Nella sfida di ieri, il focus si è concentrato sulla mancata espulsione di Ramon, un episodio che ha scatenato le ire di molti. È difficile, però, non allargare la lente e interrogarsi su un quadro più ampio. La prestazione di Manganiello, purtroppo, è stata al di sotto delle aspettative, non solo nel episodio in questione, ma anche durante la lotteria dei rigori, dove ha dimostrato una totale incapacità di gestire la situazione.

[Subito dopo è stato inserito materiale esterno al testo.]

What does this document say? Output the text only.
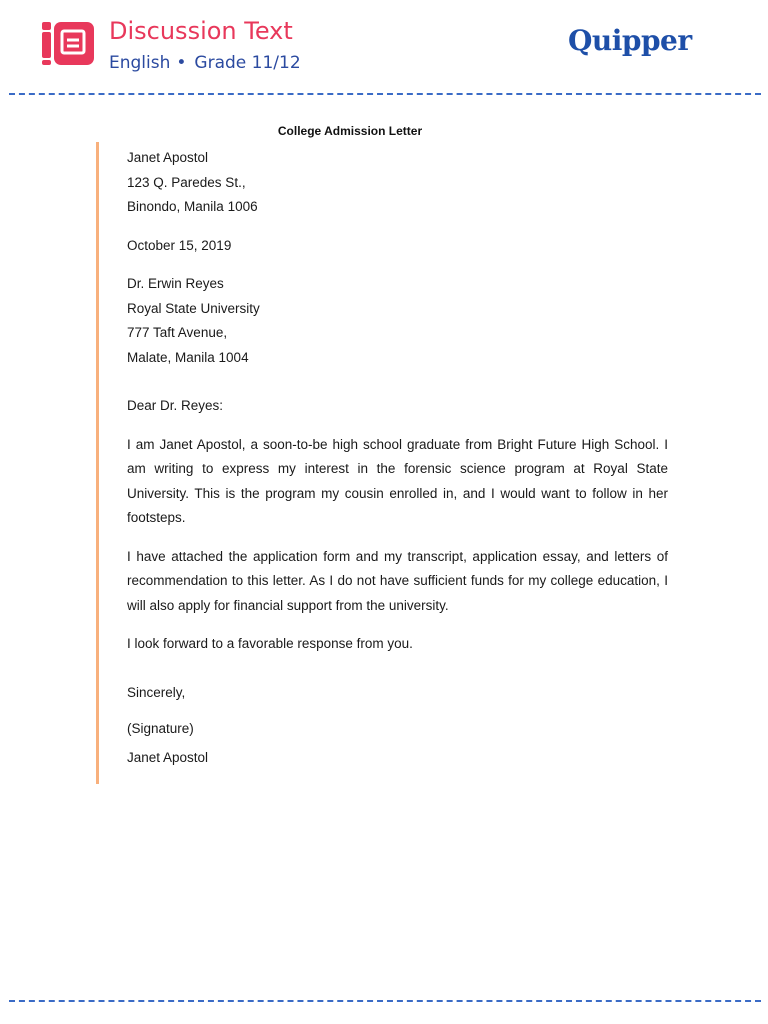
Discussion Text
English • Grade 11/12
Quipper
College Admission Letter
Janet Apostol
123 Q. Paredes St.,
Binondo, Manila 1006
October 15, 2019
Dr. Erwin Reyes
Royal State University
777 Taft Avenue,
Malate, Manila 1004
Dear Dr. Reyes:

I am Janet Apostol, a soon-to-be high school graduate from Bright Future High School. I am writing to express my interest in the forensic science program at Royal State University. This is the program my cousin enrolled in, and I would want to follow in her footsteps.

I have attached the application form and my transcript, application essay, and letters of recommendation to this letter. As I do not have sufficient funds for my college education, I will also apply for financial support from the university.

I look forward to a favorable response from you.

Sincerely,
(Signature)
Janet Apostol
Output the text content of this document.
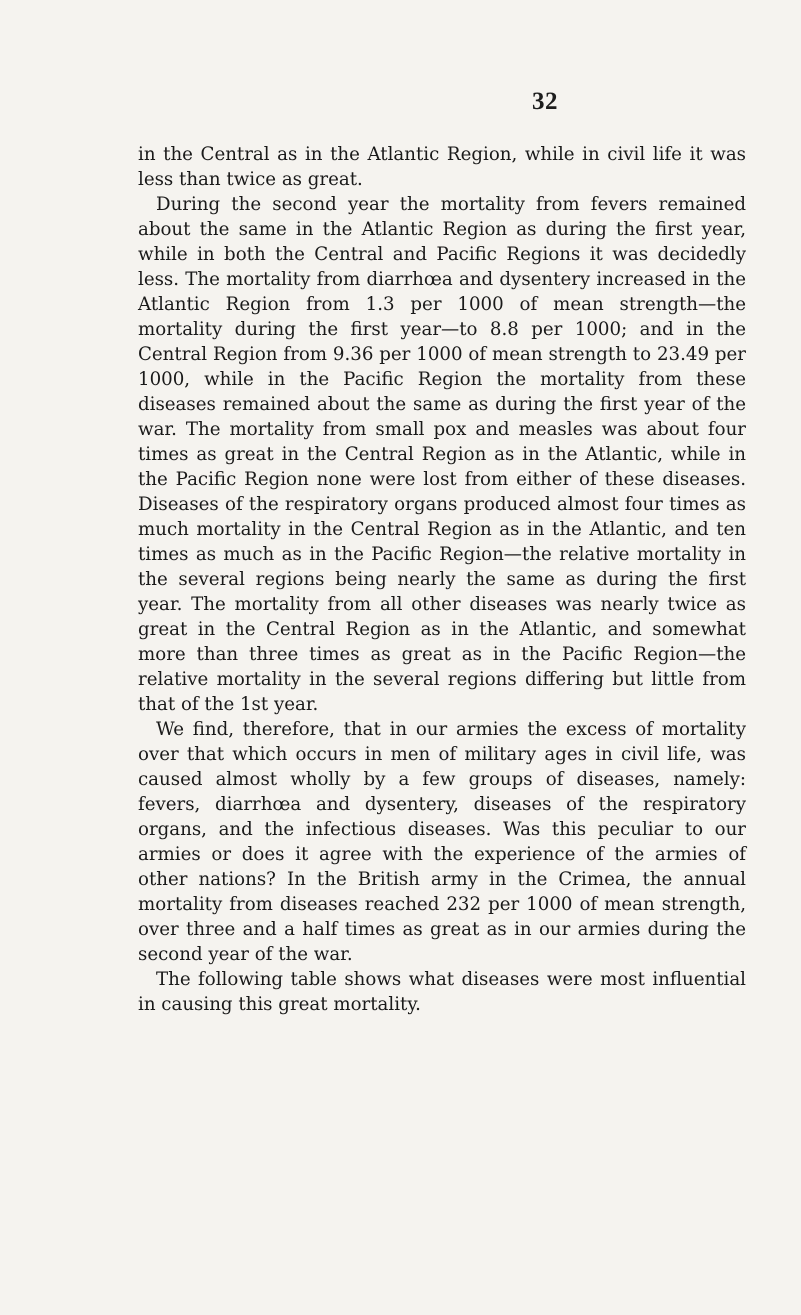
32

in the Central as in the Atlantic Region, while in civil life it was less than twice as great.

During the second year the mortality from fevers remained about the same in the Atlantic Region as during the first year, while in both the Central and Pacific Regions it was decidedly less. The mortality from diarrhœa and dysentery increased in the Atlantic Region from 1.3 per 1000 of mean strength—the mortality during the first year—to 8.8 per 1000; and in the Central Region from 9.36 per 1000 of mean strength to 23.49 per 1000, while in the Pacific Region the mortality from these diseases remained about the same as during the first year of the war. The mortality from small pox and measles was about four times as great in the Central Region as in the Atlantic, while in the Pacific Region none were lost from either of these diseases. Diseases of the respiratory organs produced almost four times as much mortality in the Central Region as in the Atlantic, and ten times as much as in the Pacific Region—the relative mortality in the several regions being nearly the same as during the first year. The mortality from all other diseases was nearly twice as great in the Central Region as in the Atlantic, and somewhat more than three times as great as in the Pacific Region—the relative mortality in the several regions differing but little from that of the 1st year.

We find, therefore, that in our armies the excess of mortality over that which occurs in men of military ages in civil life, was caused almost wholly by a few groups of diseases, namely: fevers, diarrhœa and dysentery, diseases of the respiratory organs, and the infectious diseases. Was this peculiar to our armies or does it agree with the experience of the armies of other nations? In the British army in the Crimea, the annual mortality from diseases reached 232 per 1000 of mean strength, over three and a half times as great as in our armies during the second year of the war.

The following table shows what diseases were most influential in causing this great mortality.
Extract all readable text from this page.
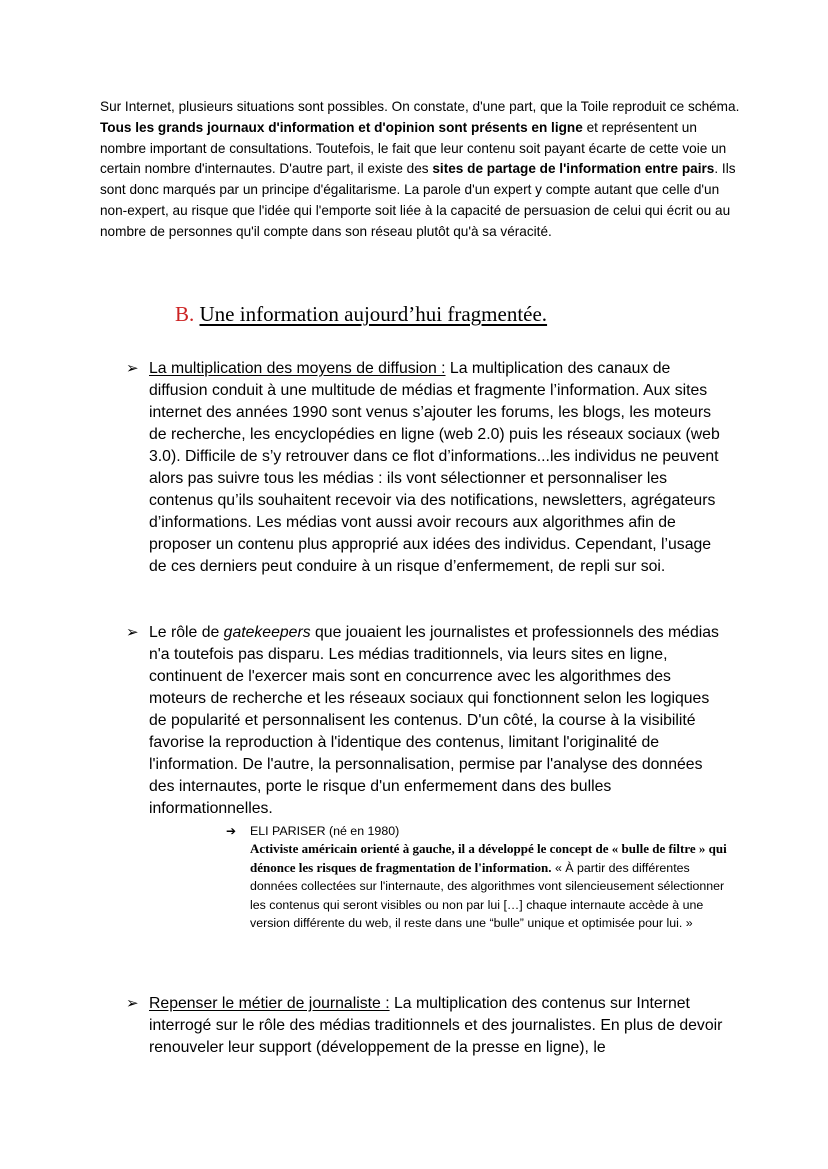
Sur Internet, plusieurs situations sont possibles. On constate, d'une part, que la Toile reproduit ce schéma. Tous les grands journaux d'information et d'opinion sont présents en ligne et représentent un nombre important de consultations. Toutefois, le fait que leur contenu soit payant écarte de cette voie un certain nombre d'internautes. D'autre part, il existe des sites de partage de l'information entre pairs. Ils sont donc marqués par un principe d'égalitarisme. La parole d'un expert y compte autant que celle d'un non-expert, au risque que l'idée qui l'emporte soit liée à la capacité de persuasion de celui qui écrit ou au nombre de personnes qu'il compte dans son réseau plutôt qu'à sa véracité.

B. Une information aujourd’hui fragmentée.
➢ La multiplication des moyens de diffusion : La multiplication des canaux de diffusion conduit à une multitude de médias et fragmente l’information. Aux sites internet des années 1990 sont venus s’ajouter les forums, les blogs, les moteurs de recherche, les encyclopédies en ligne (web 2.0) puis les réseaux sociaux (web 3.0). Difficile de s’y retrouver dans ce flot d’informations...les individus ne peuvent alors pas suivre tous les médias : ils vont sélectionner et personnaliser les contenus qu’ils souhaitent recevoir via des notifications, newsletters, agrégateurs d’informations. Les médias vont aussi avoir recours aux algorithmes afin de proposer un contenu plus approprié aux idées des individus. Cependant, l’usage de ces derniers peut conduire à un risque d’enfermement, de repli sur soi.

➢ Le rôle de gatekeepers que jouaient les journalistes et professionnels des médias n'a toutefois pas disparu. Les médias traditionnels, via leurs sites en ligne, continuent de l'exercer mais sont en concurrence avec les algorithmes des moteurs de recherche et les réseaux sociaux qui fonctionnent selon les logiques de popularité et personnalisent les contenus. D'un côté, la course à la visibilité favorise la reproduction à l'identique des contenus, limitant l'originalité de l'information. De l'autre, la personnalisation, permise par l'analyse des données des internautes, porte le risque d'un enfermement dans des bulles informationnelles.

➔ ELI PARISER (né en 1980)

Activiste américain orienté à gauche, il a développé le concept de « bulle de filtre » qui dénonce les risques de fragmentation de l'information. « À partir des différentes données collectées sur l'internaute, des algorithmes vont silencieusement sélectionner les contenus qui seront visibles ou non par lui […] chaque internaute accède à une version différente du web, il reste dans une “bulle” unique et optimisée pour lui. »

➢ Repenser le métier de journaliste : La multiplication des contenus sur Internet interrogé sur le rôle des médias traditionnels et des journalistes. En plus de devoir renouveler leur support (développement de la presse en ligne), le
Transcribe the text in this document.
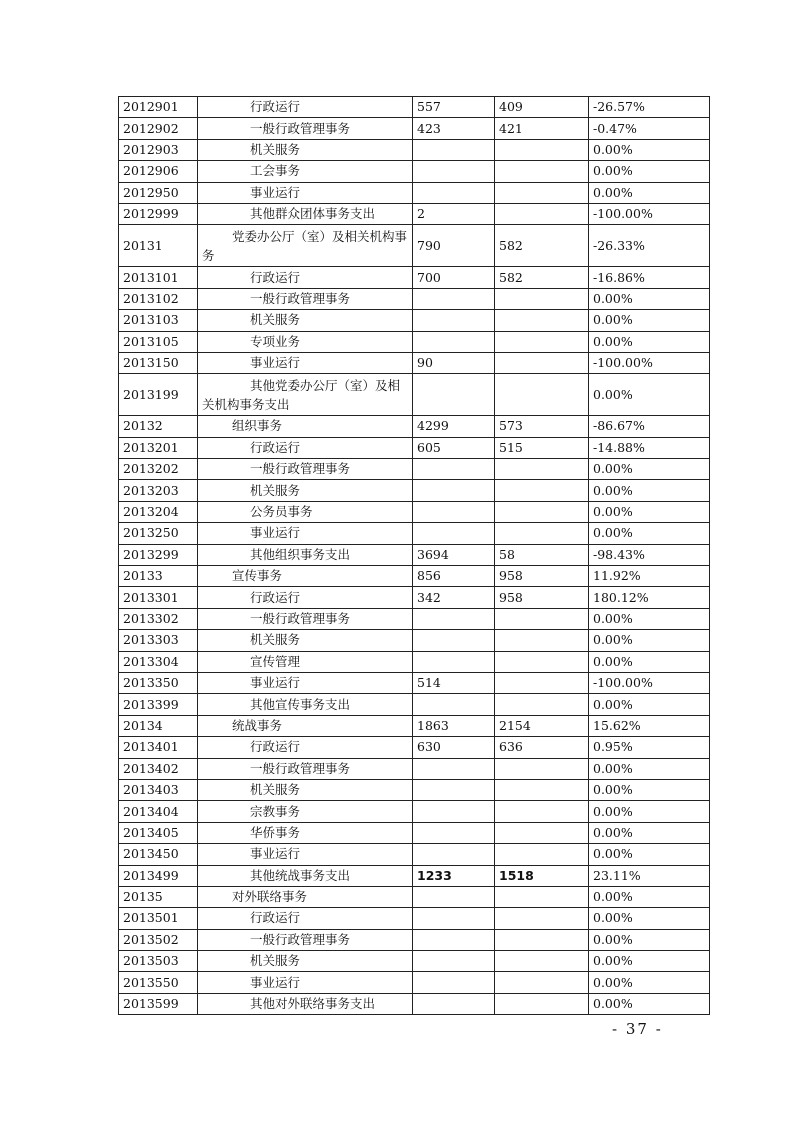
2012901	行政运行	557	409	-26.57%
2012902	一般行政管理事务	423	421	-0.47%
2012903	机关服务			0.00%
2012906	工会事务			0.00%
2012950	事业运行			0.00%
2012999	其他群众团体事务支出	2		-100.00%
20131	党委办公厅（室）及相关机构事务	790	582	-26.33%
2013101	行政运行	700	582	-16.86%
2013102	一般行政管理事务			0.00%
2013103	机关服务			0.00%
2013105	专项业务			0.00%
2013150	事业运行	90		-100.00%
2013199	其他党委办公厅（室）及相关机构事务支出			0.00%
20132	组织事务	4299	573	-86.67%
2013201	行政运行	605	515	-14.88%
2013202	一般行政管理事务			0.00%
2013203	机关服务			0.00%
2013204	公务员事务			0.00%
2013250	事业运行			0.00%
2013299	其他组织事务支出	3694	58	-98.43%
20133	宣传事务	856	958	11.92%
2013301	行政运行	342	958	180.12%
2013302	一般行政管理事务			0.00%
2013303	机关服务			0.00%
2013304	宣传管理			0.00%
2013350	事业运行	514		-100.00%
2013399	其他宣传事务支出			0.00%
20134	统战事务	1863	2154	15.62%
2013401	行政运行	630	636	0.95%
2013402	一般行政管理事务			0.00%
2013403	机关服务			0.00%
2013404	宗教事务			0.00%
2013405	华侨事务			0.00%
2013450	事业运行			0.00%
2013499	其他统战事务支出	1233	1518	23.11%
20135	对外联络事务			0.00%
2013501	行政运行			0.00%
2013502	一般行政管理事务			0.00%
2013503	机关服务			0.00%
2013550	事业运行			0.00%
2013599	其他对外联络事务支出			0.00%
- 37 -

Va bene citare l’episodio clamoroso della mancata espulsione; ciò che fa scandalo è il modo in cui certi episodi vengono interpretati e soppesati a seconda della maglia che si indossa. È evidente, sirene del Nord, che quando si tratta di Napoli, ci sono sempre due pesi e due misure. Gli arbitri sembrano
giocare a nascondino quando si tratta di afferrare gli errori a nostro favore, come se ci fosse una sorta di tacito accordo: “Il Napoli è grande, ma non troppo”. È come se il nostro amore per i colori azzurri fosse considerato eccessivo, un elemento da mantenere sotto controllo.
E qui entra in gioco una riflessione inquietante: l’egemonia delle squadre del Nord, Juventus e Inter in primis, si riflette anche sulle decisioni del VAR. Marotta e i suoi uomini possono girare a piacimento il pomeriggio calcistico, ma noi siamo costretti a lottare non solo contro i nostri avversari sul campo, bensì anche contro un’immagine riflessa che ci dipinge come “sotto”. Un Napoli che combatte contro la narrazione prevalente, che ci vuole sempre uno scalino sotto le altre.
Per noi tifosi, la partita di ieri non è stata solo un’ulteriore occasione persa, ma un chiaro segno di quella trattativa in corso a livello dirigenziale e mediatico. Il Napoli deve affrontare le decisioni arbitrali con l’armamentario di un gladiatore; le altre, invece, possono metodo decisamente più soft. Inutile dire che, in questo gioco, nessuno dà spazio alla nostra bravura e al nostro talento.
E i nostri giocatori? Questi guerrieri che scendono in campo con il cuore e la determinazione. Come possono reagire a una situazione così ostile? La frustrazione si fa sentire, ma con essa cresce anche la volontà di riscatto. Ogni decisione dudosa non fa altro che aumentare il nostro spirito combattivo, quel “Napoli contro il sistema” che è diventato un mantra.
Ma non possiamo rimanere zitti! È fondamentale, ora più che mai, ribadire il nostro sostegno ai colori azzurri. La lotta continua e c’è bisogno di una voce unita da parte dei tifosi.
In conclusione, l’esperienza di ieri ci insegna che il Napoli non è solo una squadra, ma un simbolo di resistenza e dignità. Ogni decisione dubbia, ogni errore arbitrale rappresenta un’occasione per riunirci e combattere insieme, perché il nostro amore per questi colori vale più di qualsiasi misurazione arbitrale.
E ora, cari tifosi, che ne pensate? È il caso di iniziare a farsi sentire? È tempo di farci sentire e di continuare a gridare “Forza Napoli!”, affinché il nostro grido risuoni forte e chiaro contro ogni ingiustizia. Seguiamo insieme questa strada e facciamoci trovare pronti per il riscatto!